Mining value rebounds in third quarter, but insufficient to lift overall GDP
A recovery in mining GDP during the third quarter of the year, after quarterly declines in the previous two quarters, was still unable to lift overall real GDP in the July to September quarter, industry organisation Minerals Council South Africa says in a statement.
Against the Bloomberg financial market consensus for real GDP to increase by 0.4% in the third quarter (the Minerals Council expected growth of 0.3%), overall real GDP declined by 0.3%, it points out.
The third-quarter contraction follows a downwardly revised second-quarter real GDP growth of 0.3%. The second-quarter print was initially reported at 0.4%.
At first glance, the third-quarter GDP contraction is a setback to the narrative that the positive sentiment stemming from the Government of National Unity (GNU), the absence of loadshedding and household withdrawals linked to the two-pot retirement system would lift growth momentum in the second half of 2024 and into 2025, the council states.
The Minerals Council expresses its concern that the quarter’s outcome is exacerbated by the fact that value added, a measure of output, declined in four of the ten major sectors.
However, it highlights a notable mitigating factor was that overall real GDP decline was largely owing to a shock contraction in the agricultural sector.
As a result, agriculture reduced real GDP growth by 0.7 percentage points during the quarter.
“By some distance, the weakness in agriculture was the biggest driver behind the GDP contraction. Indeed, if we exclude agriculture from the GDP figures, the economy grew by 0.4% in the third quarter, which was largely unchanged from non-agricultural real GDP growth of 0.5% in quarter two 2024,” Minerals Council points out.
For the mining sector, higher chrome and manganese output drove the rise in mining GDP during the quarter.
The rise in mining boosted real GDP by 0.1% points.
While positive, it was not enough to compensate for the negative GDP contribution from agriculture.
The other sectors where value added declined in the period were trade (mainly wholesale and retail), transport and general government.
The Minerals Council avers that, based on the first three quarters of the year, there was more positive news for mining, with value addition in the sector increasing by 0.7% year-on-year compared to the corresponding period in 2023.
“This shows some improvement after real mining GDP contracted by 0.5% in 2023,” it highlights.
However, the outcome was less positive for mining profitability.

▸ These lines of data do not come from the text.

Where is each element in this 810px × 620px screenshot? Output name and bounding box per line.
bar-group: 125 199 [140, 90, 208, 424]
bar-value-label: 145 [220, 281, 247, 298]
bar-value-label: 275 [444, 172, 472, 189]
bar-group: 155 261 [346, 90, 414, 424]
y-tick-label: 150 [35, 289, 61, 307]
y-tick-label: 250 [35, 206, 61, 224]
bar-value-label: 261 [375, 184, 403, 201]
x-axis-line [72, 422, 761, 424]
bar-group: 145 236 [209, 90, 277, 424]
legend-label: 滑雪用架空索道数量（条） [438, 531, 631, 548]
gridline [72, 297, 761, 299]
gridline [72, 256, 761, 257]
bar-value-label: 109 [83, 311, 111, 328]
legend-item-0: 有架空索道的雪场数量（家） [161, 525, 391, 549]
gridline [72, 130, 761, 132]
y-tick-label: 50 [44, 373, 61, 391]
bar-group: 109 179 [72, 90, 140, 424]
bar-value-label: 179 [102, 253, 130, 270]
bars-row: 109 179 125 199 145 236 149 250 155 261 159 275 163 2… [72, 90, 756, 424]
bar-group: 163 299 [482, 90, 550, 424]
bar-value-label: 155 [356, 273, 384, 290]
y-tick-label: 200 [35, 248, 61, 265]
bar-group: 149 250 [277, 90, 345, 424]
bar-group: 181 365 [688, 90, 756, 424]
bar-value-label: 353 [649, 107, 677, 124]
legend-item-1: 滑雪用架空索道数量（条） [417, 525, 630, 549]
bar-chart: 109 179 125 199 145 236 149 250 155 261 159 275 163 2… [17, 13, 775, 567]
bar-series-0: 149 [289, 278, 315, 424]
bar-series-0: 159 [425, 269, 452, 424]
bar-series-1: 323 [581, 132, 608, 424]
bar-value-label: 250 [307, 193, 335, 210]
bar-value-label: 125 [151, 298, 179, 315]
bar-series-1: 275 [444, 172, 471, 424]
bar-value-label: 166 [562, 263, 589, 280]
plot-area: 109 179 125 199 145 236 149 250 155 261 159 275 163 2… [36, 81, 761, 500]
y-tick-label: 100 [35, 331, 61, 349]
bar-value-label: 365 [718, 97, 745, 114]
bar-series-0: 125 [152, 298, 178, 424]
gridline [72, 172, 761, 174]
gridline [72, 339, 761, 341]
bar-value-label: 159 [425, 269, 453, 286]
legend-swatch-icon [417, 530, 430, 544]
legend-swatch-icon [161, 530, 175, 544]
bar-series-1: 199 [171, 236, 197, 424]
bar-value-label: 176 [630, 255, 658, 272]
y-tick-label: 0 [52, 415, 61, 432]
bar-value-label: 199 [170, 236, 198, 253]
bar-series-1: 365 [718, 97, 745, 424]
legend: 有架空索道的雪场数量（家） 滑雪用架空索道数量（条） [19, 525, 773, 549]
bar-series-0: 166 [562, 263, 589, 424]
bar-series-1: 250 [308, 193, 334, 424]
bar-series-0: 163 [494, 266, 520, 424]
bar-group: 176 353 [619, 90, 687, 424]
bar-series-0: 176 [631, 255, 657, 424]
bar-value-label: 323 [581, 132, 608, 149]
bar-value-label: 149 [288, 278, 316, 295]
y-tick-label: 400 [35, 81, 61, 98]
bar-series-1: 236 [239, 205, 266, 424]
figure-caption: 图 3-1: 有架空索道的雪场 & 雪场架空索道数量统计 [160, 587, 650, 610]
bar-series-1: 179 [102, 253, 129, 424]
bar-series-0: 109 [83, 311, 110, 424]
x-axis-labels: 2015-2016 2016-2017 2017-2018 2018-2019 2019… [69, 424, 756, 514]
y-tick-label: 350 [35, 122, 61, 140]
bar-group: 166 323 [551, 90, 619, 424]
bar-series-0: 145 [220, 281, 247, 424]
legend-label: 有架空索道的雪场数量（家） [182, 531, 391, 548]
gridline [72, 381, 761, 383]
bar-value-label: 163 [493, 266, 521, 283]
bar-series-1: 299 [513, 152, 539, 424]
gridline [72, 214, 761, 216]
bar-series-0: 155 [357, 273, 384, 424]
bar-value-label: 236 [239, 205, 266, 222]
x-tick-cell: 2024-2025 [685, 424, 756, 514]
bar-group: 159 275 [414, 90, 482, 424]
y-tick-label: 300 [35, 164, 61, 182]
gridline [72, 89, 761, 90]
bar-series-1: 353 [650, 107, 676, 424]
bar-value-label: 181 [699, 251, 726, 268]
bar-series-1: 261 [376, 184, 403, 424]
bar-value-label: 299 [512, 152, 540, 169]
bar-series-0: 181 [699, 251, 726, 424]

Stats SA’s gross operating surplus numbers, which include the impact of price changes and provide a broad measure of profits in the major sectors of the economy, indicated that mining sector profits declined by 0.9% year-on-year in the first nine months of 2024, the Minerals Council points out.
Conversely, profits in the non-mining sectors increased by 5.8% year-on-year during the corresponding period.
OUTLOOK
Real mining GDP this year looks set to post the first increase for an entire calendar year since 2021, the Council asserts.
However, growth is expected to be modest, at between 0.5% and 1%, while mining profitability remains under pressure.
Some lift in profits is only expected once platinum group metals (PGM) prices start to rise from current depressed levels.
There has been more optimism of late that this could be imminent as constrained PGM supply growth in South Africa and some uptick in global PGM demand from the global vehicle industry should lift sentiment and prices, the Minerals Council highlights.
A risk to this view is if incoming US President-elect Donald Trump undermines global trade growth by launching another trade war with key countries/regions such as China and Europe, it warns.
In terms of overall real GDP growth this year, the third-quarter decline is expected to result in a downward revision to growth forecasts.
“Even assuming a solid rebound in quarterly growth during the fourth quarter, full year real GDP growth of around 0.5% now seems likely. Assuming no revisions to the historical data, this would mean a further slight easing in the annual growth momentum from the 0.7% recorded in 2023.
“It also means that we will need to wait for 2025 before the real benefits from the absence of loadshedding, increased confidence (assuming it is sustained), as well as lower inflation and interest rates, start to kick in. Much-needed further progress on lifting the tonnages transported by Transnet will also assist in driving faster mining and overall real GDP growth in future,” the Minerals Council states.